If you are a middle-aged African-American or Asian woman, your social class may play a significant role in how likely you are to suffer bone fractures, a UCLA-led study suggests.
The study, published in the current issue of Osteoporosis International, is unique in that it followed Asian, African-American and white women for a period of nine years during mid-life; most previous studies on socioeconomic status and osteoporosis risk had focused solely on older white women and often had not collected information on fractures over time.
The new findings help shed light on the importance of social class - and particularly education levels - in the fracture risk of mid-life women from different racial and ethnic groups, the researchers said.
Osteoporosis is a public health concern for a wide variety of individuals. About half of post-menopausal women and 20 percent of older men will suffer an osteoporosis-linked fracture, said the study's lead author, Dr. Carolyn Crandall, a professor of medicine in the division of general internal medicine and health services research at the David Geffen School of Medicine at UCLA.
"The traditional paradigm of assessing fracture risk does not include consideration of socioeconomic factors, such as education and income," she said. "Examining the associations of socioeconomic status with fracture risk could help the targeting of individuals at risk of future fracture and inform the development of preventive strategies."
The researchers used data on 2,167 pre-menopausal women from the Study of Women's Health Across the Nation (SWAN) bone study.
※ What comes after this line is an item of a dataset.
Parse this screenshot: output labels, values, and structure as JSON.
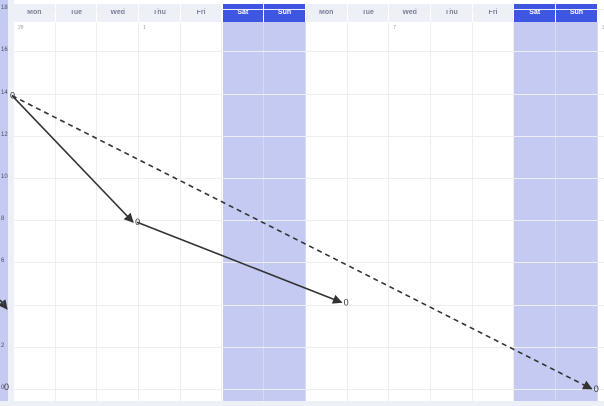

The women, who were between the ages of 42 and 52 when the study began, included 592 African-Americans, 1,093 Caucasians, 223 Chinese and 259 Japanese. At baseline, they had provided complete information on their income, education, osteoporosis risk factors and fracture occurrences. Each year for nine years, they reported on whether they had experienced any fractures since the last annual study visit.
The researchers found that among the non-white women in the study, a higher education level was associated with decreased fracture incidence. Those with at least some postgraduate education had an 87 percent lower non-traumatic fracture rate than those with no more than a high school education. In addition, each additional year of education was associated with 16 percent lower odds of experiencing a non-traumatic fracture.
The associations between higher education level and decreased fracture risk persisted even after accounting for income. Education was not associated with fracture risk among white women.
"Interestingly, neither income level nor difficulty paying for basics was associated with fracture risk," Crandall said. "This may seem surprising, but previous studies had suggested that links between education and fracture risk may be more pronounced than links between income and fracture risk. This is probably because education reflects socioeconomic status both in childhood and young adulthood, whereas income and financial hardship only reflects current socioeconomic status. It suggests that socioeconomic status over the entire life course is more relevant than current socioeconomic status to bone health."
So why the link between education and lower osteoporosis risk among non-white women but not in white women? The authors speculate that minority-race women with less education encounter more life stresses than less educated white women; the stresses faced by less educated white women may not impact their bone strength enough to affect their fracture risk in mid-life.
This study does not establish a cause-effect relationship between low education and high fracture risk, but adds to the growing evidence of health disparities in our society. The study may also be limited by the fact that some fractures may not have been reported to the study investigators.
The findings, however, still "highlight the need to elucidate the biological and behavioral mechanisms underlying the possible protective effects of higher educational level on osteoporotic fracture incidence so that we can better target individuals at risk of future fracture and design appropriate preventive strategies," the researchers conclude.